Dr David Green of the liberal think tank Civitas told The Daily Telegraph of his concerns that this might cause problems of integration in coming years and said that it might cause problems for teaching in schools where large numbers of children do not speak English at home.


Meanwhile, UK newspaper The Daily Mail has reported that DNA analysis has shown that the Duke of Cambridge who is second in line to the UK's throne, will be the first UK monarch with Indian blood. It reports that Prince William's great, great, great, great, great grandmother, Eliza Kewark was at least half Indian.

Prince William's ancestor was Indian


Eliza was originally the housekeeper to Theodore Forbes but they married and had three children. Theodore later abandoned Eliza in India and took their children back to Scotland to his family's estate.

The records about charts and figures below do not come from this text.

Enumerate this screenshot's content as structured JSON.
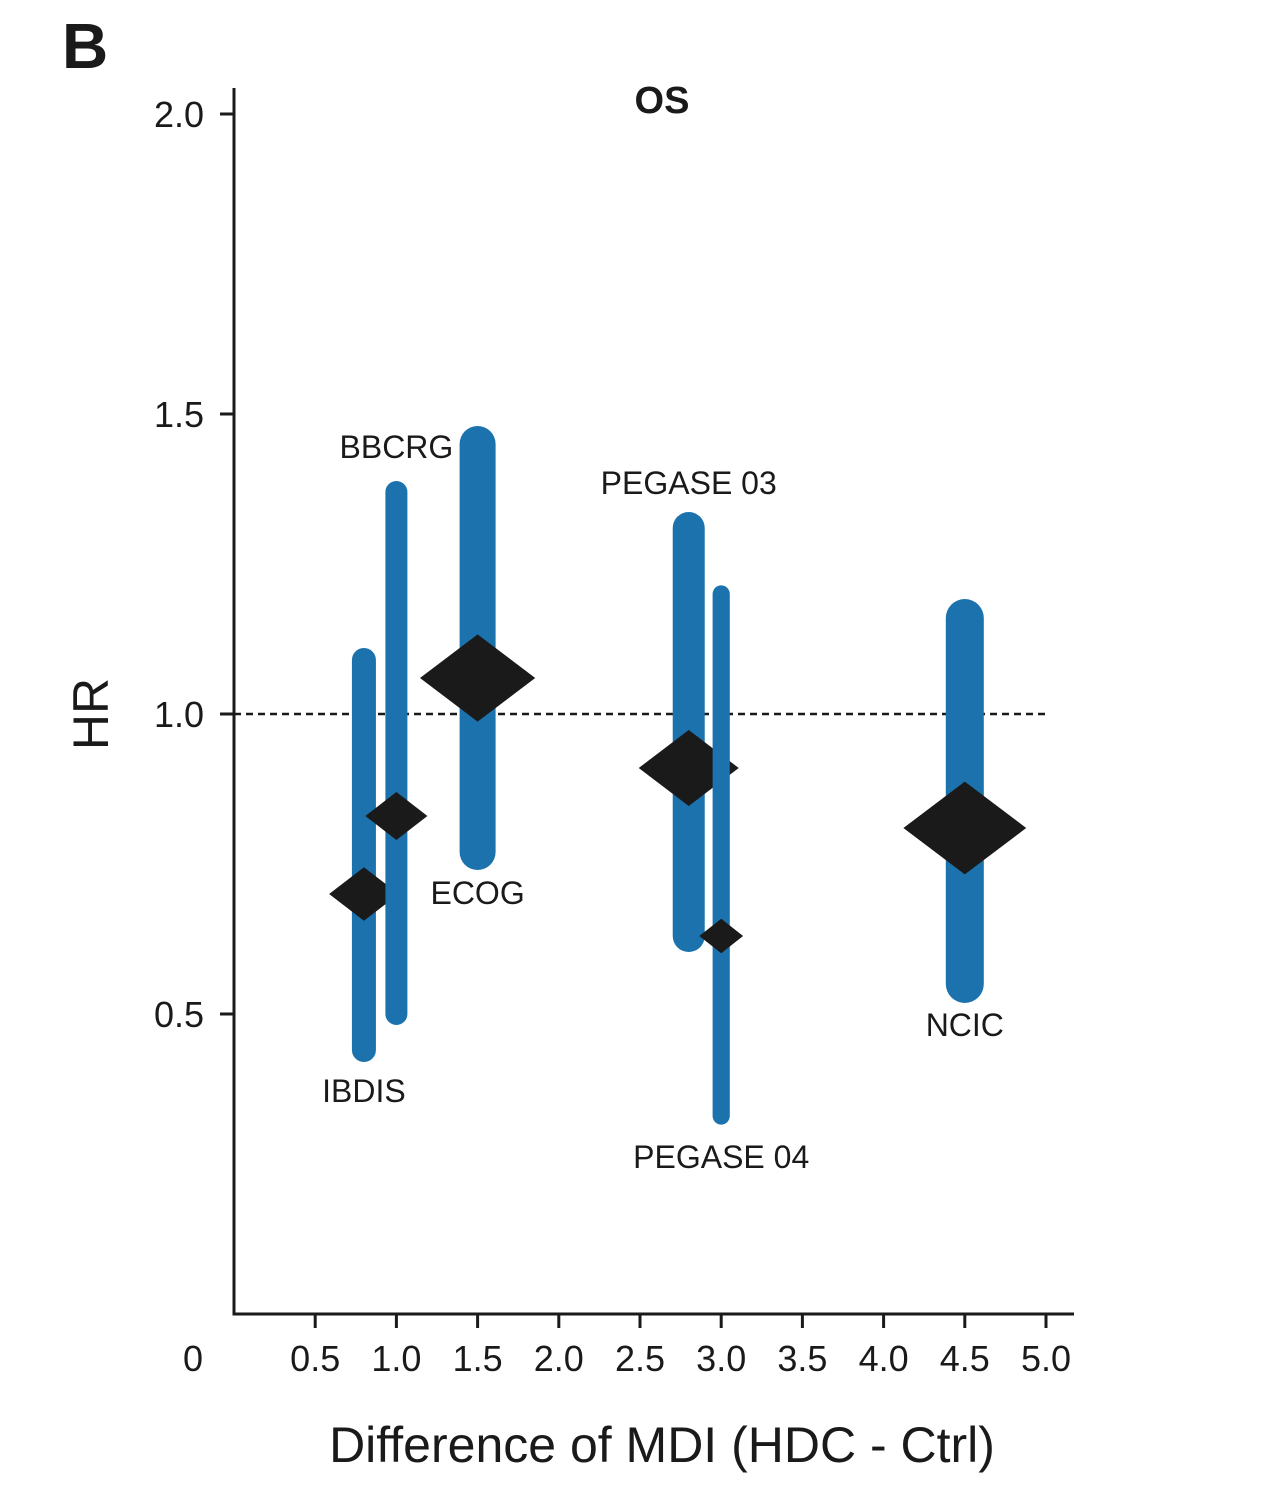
{
  "panel_label": "B",
  "chart_data": {
    "type": "scatter",
    "title": "OS",
    "xlabel": "Difference of MDI (HDC - Ctrl)",
    "ylabel": "HR",
    "xlim": [
      0,
      5.0
    ],
    "ylim": [
      0,
      2.0
    ],
    "x_ticks": [
      0.5,
      1.0,
      1.5,
      2.0,
      2.5,
      3.0,
      3.5,
      4.0,
      4.5,
      5.0
    ],
    "x_tick_labels": [
      "0.5",
      "1.0",
      "1.5",
      "2.0",
      "2.5",
      "3.0",
      "3.5",
      "4.0",
      "4.5",
      "5.0"
    ],
    "x_origin_label": "0",
    "y_ticks": [
      0.5,
      1.0,
      1.5,
      2.0
    ],
    "y_tick_labels": [
      "0.5",
      "1.0",
      "1.5",
      "2.0"
    ],
    "reference_line": {
      "y": 1.0,
      "style": "dashed"
    },
    "colors": {
      "interval": "#1b72ad",
      "point": "#1a1a1a",
      "axis": "#1a1a1a"
    },
    "studies": [
      {
        "name": "IBDIS",
        "x": 0.8,
        "hr": 0.7,
        "lower": 0.44,
        "upper": 1.09,
        "weight": 0.3,
        "label_pos": "below"
      },
      {
        "name": "BBCRG",
        "x": 1.0,
        "hr": 0.83,
        "lower": 0.5,
        "upper": 1.37,
        "weight": 0.25,
        "label_pos": "above"
      },
      {
        "name": "ECOG",
        "x": 1.5,
        "hr": 1.06,
        "lower": 0.77,
        "upper": 1.45,
        "weight": 0.6,
        "label_pos": "below"
      },
      {
        "name": "PEGASE 03",
        "x": 2.8,
        "hr": 0.91,
        "lower": 0.63,
        "upper": 1.31,
        "weight": 0.5,
        "label_pos": "above"
      },
      {
        "name": "PEGASE 04",
        "x": 3.0,
        "hr": 0.63,
        "lower": 0.33,
        "upper": 1.2,
        "weight": 0.13,
        "label_pos": "below"
      },
      {
        "name": "NCIC",
        "x": 4.5,
        "hr": 0.81,
        "lower": 0.55,
        "upper": 1.16,
        "weight": 0.65,
        "label_pos": "below"
      }
    ]
  }
}
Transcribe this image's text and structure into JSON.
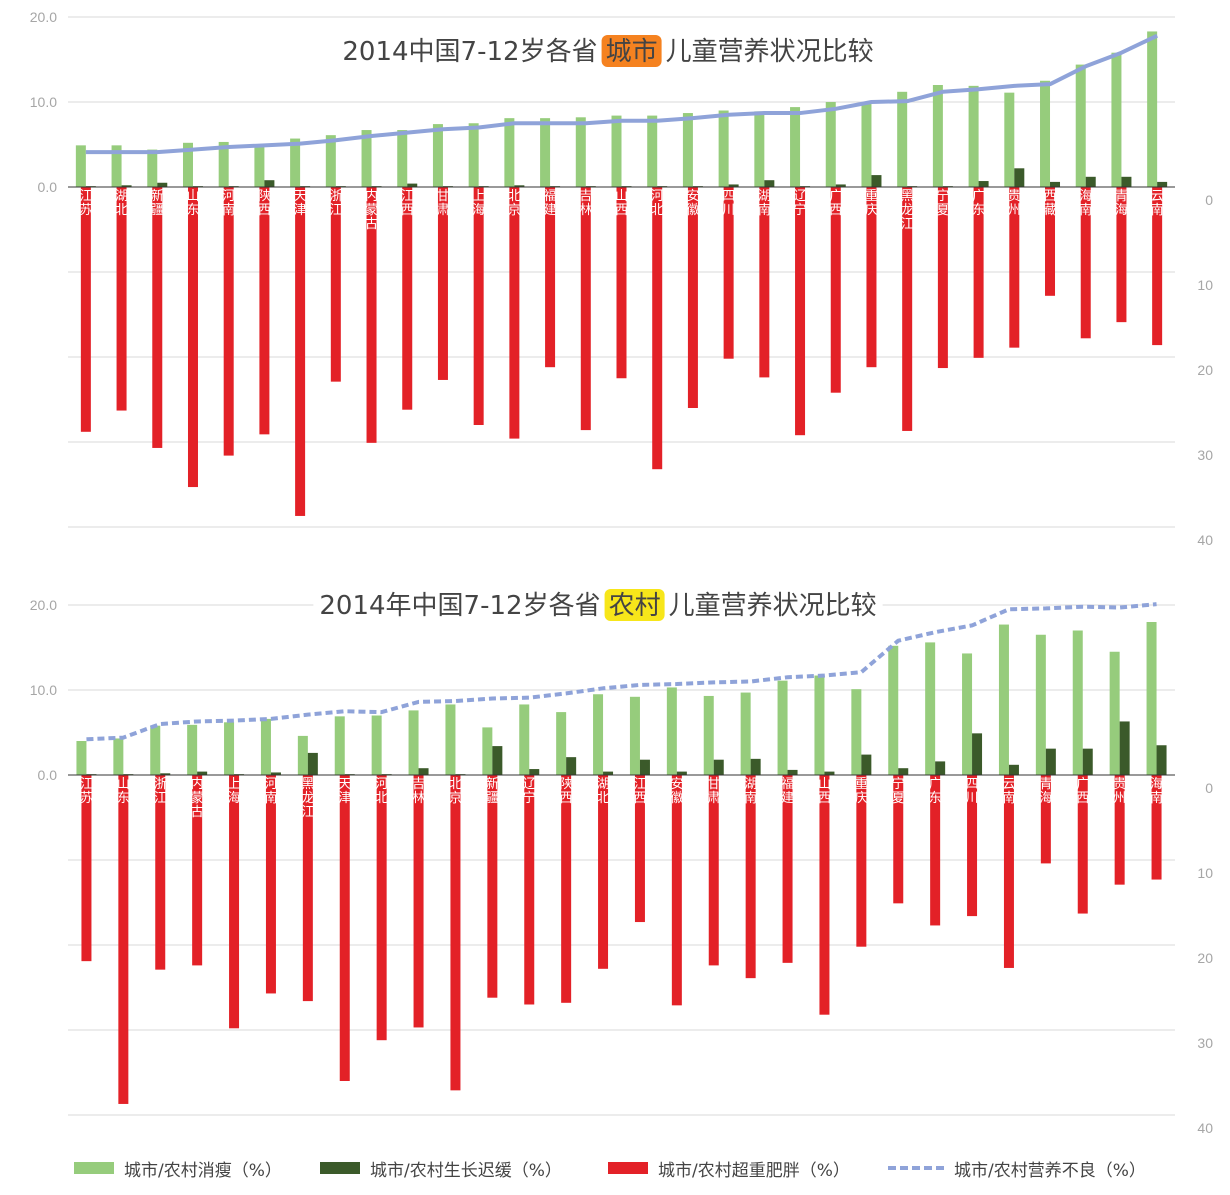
{
  "chart_data": [
    {
      "type": "bar",
      "title_before": "2014中国7-12岁各省",
      "title_highlight": "城市",
      "title_after": "儿童营养状况比较",
      "highlight_color": "#f58220",
      "categories": [
        "江苏",
        "湖北",
        "新疆",
        "山东",
        "河南",
        "陕西",
        "天津",
        "浙江",
        "内蒙古",
        "江西",
        "甘肃",
        "上海",
        "北京",
        "福建",
        "吉林",
        "山西",
        "河北",
        "安徽",
        "四川",
        "湖南",
        "辽宁",
        "广西",
        "重庆",
        "黑龙江",
        "宁夏",
        "广东",
        "贵州",
        "西藏",
        "海南",
        "青海",
        "云南"
      ],
      "left_ticks": [
        "20.0",
        "10.0",
        "0.0"
      ],
      "right_ticks": [
        "0",
        "10",
        "20",
        "30",
        "40"
      ],
      "ylim_top": [
        0,
        20
      ],
      "ylim_bottom": [
        0,
        40
      ],
      "series": [
        {
          "name": "城市/农村消瘦（%）",
          "axis": "top",
          "color": "#96cc7c",
          "values": [
            4.9,
            4.9,
            4.4,
            5.2,
            5.3,
            5.0,
            5.7,
            6.1,
            6.7,
            6.7,
            7.4,
            7.5,
            8.1,
            8.1,
            8.2,
            8.4,
            8.4,
            8.7,
            9.0,
            8.9,
            9.4,
            10.0,
            10.0,
            11.2,
            12.0,
            11.9,
            11.1,
            12.5,
            14.4,
            15.8,
            18.3
          ]
        },
        {
          "name": "城市/农村生长迟缓（%）",
          "axis": "top",
          "color": "#3b5a2a",
          "values": [
            0.1,
            0.2,
            0.5,
            0.1,
            0.1,
            0.8,
            0.1,
            0.1,
            0.1,
            0.4,
            0.1,
            0.1,
            0.2,
            0.1,
            0.1,
            0.1,
            0.1,
            0.1,
            0.3,
            0.8,
            0.1,
            0.3,
            1.4,
            0.1,
            0.1,
            0.7,
            2.2,
            0.6,
            1.2,
            1.2,
            0.6
          ]
        },
        {
          "name": "城市/农村超重肥胖（%）",
          "axis": "bottom",
          "color": "#e32127",
          "values": [
            28.8,
            26.3,
            30.7,
            35.3,
            31.6,
            29.1,
            38.7,
            22.9,
            30.1,
            26.2,
            22.7,
            28.0,
            29.6,
            21.2,
            28.6,
            22.5,
            33.2,
            26.0,
            20.2,
            22.4,
            29.2,
            24.2,
            21.2,
            28.7,
            21.3,
            20.1,
            18.9,
            12.8,
            17.8,
            15.9,
            18.6
          ]
        },
        {
          "name": "城市/农村营养不良（%）",
          "axis": "top",
          "line": "solid",
          "color": "#8fa3d9",
          "values": [
            4.1,
            4.1,
            4.1,
            4.4,
            4.7,
            4.9,
            5.1,
            5.5,
            6.0,
            6.4,
            6.8,
            7.0,
            7.5,
            7.5,
            7.5,
            7.8,
            7.8,
            8.1,
            8.5,
            8.7,
            8.7,
            9.2,
            10.0,
            10.1,
            11.2,
            11.5,
            11.9,
            12.1,
            14.2,
            15.8,
            17.8
          ]
        }
      ]
    },
    {
      "type": "bar",
      "title_before": "2014年中国7-12岁各省",
      "title_highlight": "农村",
      "title_after": "儿童营养状况比较",
      "highlight_color": "#f7e61a",
      "categories": [
        "江苏",
        "山东",
        "浙江",
        "内蒙古",
        "上海",
        "河南",
        "黑龙江",
        "天津",
        "河北",
        "吉林",
        "北京",
        "新疆",
        "辽宁",
        "陕西",
        "湖北",
        "江西",
        "安徽",
        "甘肃",
        "湖南",
        "福建",
        "山西",
        "重庆",
        "宁夏",
        "广东",
        "四川",
        "云南",
        "青海",
        "广西",
        "贵州",
        "海南"
      ],
      "left_ticks": [
        "20.0",
        "10.0",
        "0.0"
      ],
      "right_ticks": [
        "0",
        "10",
        "20",
        "30",
        "40"
      ],
      "ylim_top": [
        0,
        20
      ],
      "ylim_bottom": [
        0,
        40
      ],
      "series": [
        {
          "name": "城市/农村消瘦（%）",
          "axis": "top",
          "color": "#96cc7c",
          "values": [
            4.0,
            4.3,
            5.8,
            5.9,
            6.2,
            6.6,
            4.6,
            6.9,
            7.0,
            7.6,
            8.3,
            5.6,
            8.3,
            7.4,
            9.5,
            9.2,
            10.3,
            9.3,
            9.7,
            11.1,
            11.7,
            10.1,
            15.2,
            15.6,
            14.3,
            17.7,
            16.5,
            17.0,
            14.5,
            18.0
          ]
        },
        {
          "name": "城市/农村生长迟缓（%）",
          "axis": "top",
          "color": "#3b5a2a",
          "values": [
            0.1,
            0.1,
            0.2,
            0.4,
            0.1,
            0.3,
            2.6,
            0.1,
            0.1,
            0.8,
            0.1,
            3.4,
            0.7,
            2.1,
            0.4,
            1.8,
            0.4,
            1.8,
            1.9,
            0.6,
            0.4,
            2.4,
            0.8,
            1.6,
            4.9,
            1.2,
            3.1,
            3.1,
            6.3,
            3.5
          ]
        },
        {
          "name": "城市/农村超重肥胖（%）",
          "axis": "bottom",
          "color": "#e32127",
          "values": [
            21.9,
            38.7,
            22.9,
            22.4,
            29.8,
            25.7,
            26.6,
            36.0,
            31.2,
            29.7,
            37.1,
            26.2,
            27.0,
            26.8,
            22.8,
            17.3,
            27.1,
            22.4,
            23.9,
            22.1,
            28.2,
            20.2,
            15.1,
            17.7,
            16.6,
            22.7,
            10.4,
            16.3,
            12.9,
            12.3
          ]
        },
        {
          "name": "城市/农村营养不良（%）",
          "axis": "top",
          "line": "dashed",
          "color": "#8fa3d9",
          "values": [
            4.2,
            4.4,
            6.0,
            6.3,
            6.4,
            6.6,
            7.1,
            7.5,
            7.4,
            8.6,
            8.7,
            9.0,
            9.1,
            9.6,
            10.2,
            10.6,
            10.7,
            10.9,
            11.0,
            11.5,
            11.7,
            12.1,
            15.8,
            16.8,
            17.6,
            19.5,
            19.6,
            19.8,
            19.7,
            20.1
          ]
        }
      ]
    }
  ],
  "legend": [
    {
      "label": "城市/农村消瘦（%）",
      "color": "#96cc7c",
      "style": "box"
    },
    {
      "label": "城市/农村生长迟缓（%）",
      "color": "#3b5a2a",
      "style": "box"
    },
    {
      "label": "城市/农村超重肥胖（%）",
      "color": "#e32127",
      "style": "box"
    },
    {
      "label": "城市/农村营养不良（%）",
      "color": "#8fa3d9",
      "style": "dash"
    }
  ]
}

One of these, Kitty or Catherine, was an ancestor of Prince William's mother, Diana Spencer, who married William's father, Prince Charles.


Analysis of the DNA of some of Kitty's other descendants' shows that their DNA contains a mutation only found in people of Indian descent. This DNA will therefore also be in Prince William's genetic makeup.


Perhaps it is appropriate that, at a time when statistics show that the UK's population contains a growing number of people of Indian descent, after Prince William ascends the throne, the monarch will have something in common with them.